Barisan motor terus melaju menembus pekat kabut pegunungan. Jalur Selo menuju Magelang didominasi turunan. Hingga aku makin merasakan kekhawatiran isteriku. Gerak refleksnya makin menjadikanku kurang berkonsentrasi. Aku pun terpengaruh dengan keadaan psikologi dari isteriku. Hingga pada akhirnya saat menemukan tikungan terakhir sebelum tanjakan menuju Ketep Pas, motorku terpaksa membelai jalanan yang berpasir tebal dan berlobang.
Keadaan malam yang pekat oleh kabut pegunungan, ketiadaan lampu jalanan, suasana yang gelap-sepi itu menjadi terusik dengan suara jeritan dari isteriku yang bersamaan tumbangnya motorku. Suara itu masih diperparah dengan pecahnya side box, kesayanganku.
Buatku, suara itu tidak terlalu mengagetkan. Yang menjasikanku sangat terkejut, saat kulihat ada yang tidak beres dengan kaki isteriku. Ia terlihat meringis kesakitan dan jalannya juga sudah tidak normal lagi. Padahal rencana ke Dieng adalah nge-camp di gunung Prau. Jelas ini akan menyusahkan tim dan jika aku melanjutkan perjalanan berarti aku terlalu memaksakan diri.
Aku bersama teman-teman menge-cek keadaan motor. Beberapa bagian aku lepas hingga aku merasa yakin kalau motorku siap untuk beraksi. Setelah semua beres, aku putuskan untuk tidak melanjutkan kisah. Biarkan teman-teman lain yang meneruskan perjalanan menuju Dieng.
Aku merasa bahwa teman-teman agak keberatan dengan keputusanku. Dengan berbagai alasan yang masuk akal, akhirnya mereka mampu menerima keputusanku itu. Aku pun putar haluan untuk kembali ke Solo.
Untuk perjalan pulang ini, kulewati dengan kecepatan yang melambat. Isteriku masih trauma.
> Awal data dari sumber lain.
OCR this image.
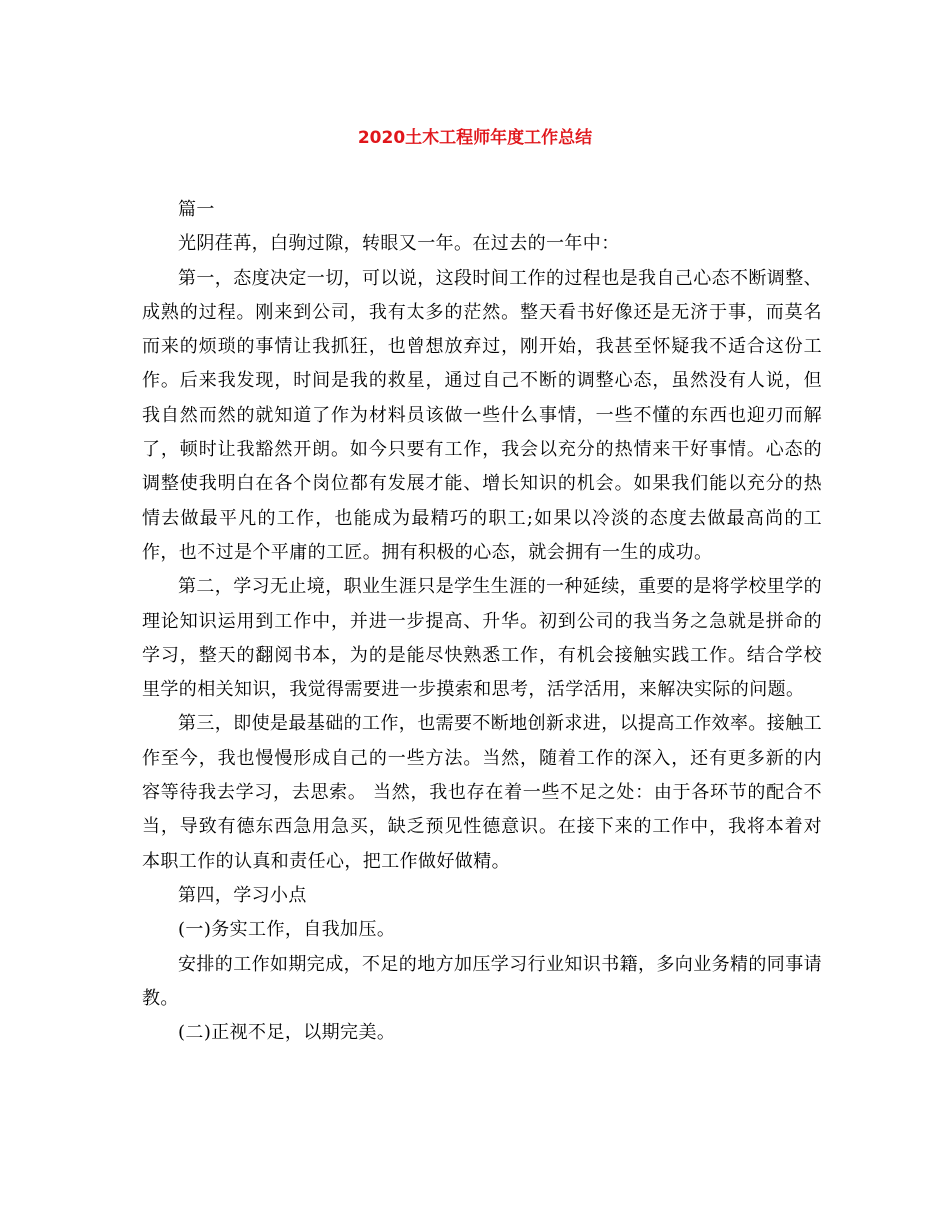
2020土木工程师年度工作总结

篇一

光阴荏苒，白驹过隙，转眼又一年。在过去的一年中：

第一，态度决定一切，可以说，这段时间工作的过程也是我自己心态不断调整、成熟的过程。刚来到公司，我有太多的茫然。整天看书好像还是无济于事，而莫名而来的烦琐的事情让我抓狂，也曾想放弃过，刚开始，我甚至怀疑我不适合这份工作。后来我发现，时间是我的救星，通过自己不断的调整心态，虽然没有人说，但我自然而然的就知道了作为材料员该做一些什么事情，一些不懂的东西也迎刃而解了，顿时让我豁然开朗。如今只要有工作，我会以充分的热情来干好事情。心态的调整使我明白在各个岗位都有发展才能、增长知识的机会。如果我们能以充分的热情去做最平凡的工作，也能成为最精巧的职工;如果以冷淡的态度去做最高尚的工作，也不过是个平庸的工匠。拥有积极的心态，就会拥有一生的成功。

第二，学习无止境，职业生涯只是学生生涯的一种延续，重要的是将学校里学的理论知识运用到工作中，并进一步提高、升华。初到公司的我当务之急就是拼命的学习，整天的翻阅书本，为的是能尽快熟悉工作，有机会接触实践工作。结合学校里学的相关知识，我觉得需要进一步摸索和思考，活学活用，来解决实际的问题。

第三，即使是最基础的工作，也需要不断地创新求进，以提高工作效率。接触工作至今，我也慢慢形成自己的一些方法。当然，随着工作的深入，还有更多新的内容等待我去学习，去思索。 当然，我也存在着一些不足之处：由于各环节的配合不当，导致有德东西急用急买，缺乏预见性德意识。在接下来的工作中，我将本着对本职工作的认真和责任心，把工作做好做精。

第四，学习小点

(一)务实工作，自我加压。

安排的工作如期完成，不足的地方加压学习行业知识书籍，多向业务精的同事请教。

(二)正视不足，以期完美。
Gerak refleknya tidak mampu menyembunyikan itu.
Sepanjang perjalanan itu, aku banyak diam. Begitu pula isteriku. Namun, pikiranku terus berputar seirama dengan putaran roda motorku. Hingga aku semakin menyakini bahwa bukan tempat yang dituju sebagai akhir dari perjalanan tetapi perjalanan itu sendiri mesti sebagai tujuannya. Kendati aku tidak sampai di Dieng, namun aku tetap merasa bahagia. Keberanianku untuk lebih mengutamakan keselamatan juga mendukungku untuk menemukan kebahagiaan dan kedamaian hati.
Diakhir kisah, ingin kutegaskan bahwa perjalanan yang diyakini sebagai tujuan akan lebih mungkin menghadirkan kegembiraan. Kebahagiaan akan hadir setiap saat karena perjalanan itu sendiri  merupakan tujuan dari jiwa manusia. Roda yang berputar seirama dengan jiwa yang mencari ketenteraman. Kesatuan hati antara jiwa dan roda yang berputar adalah roh dari biker, spirit dari sang pejalan. Salam satu aspal.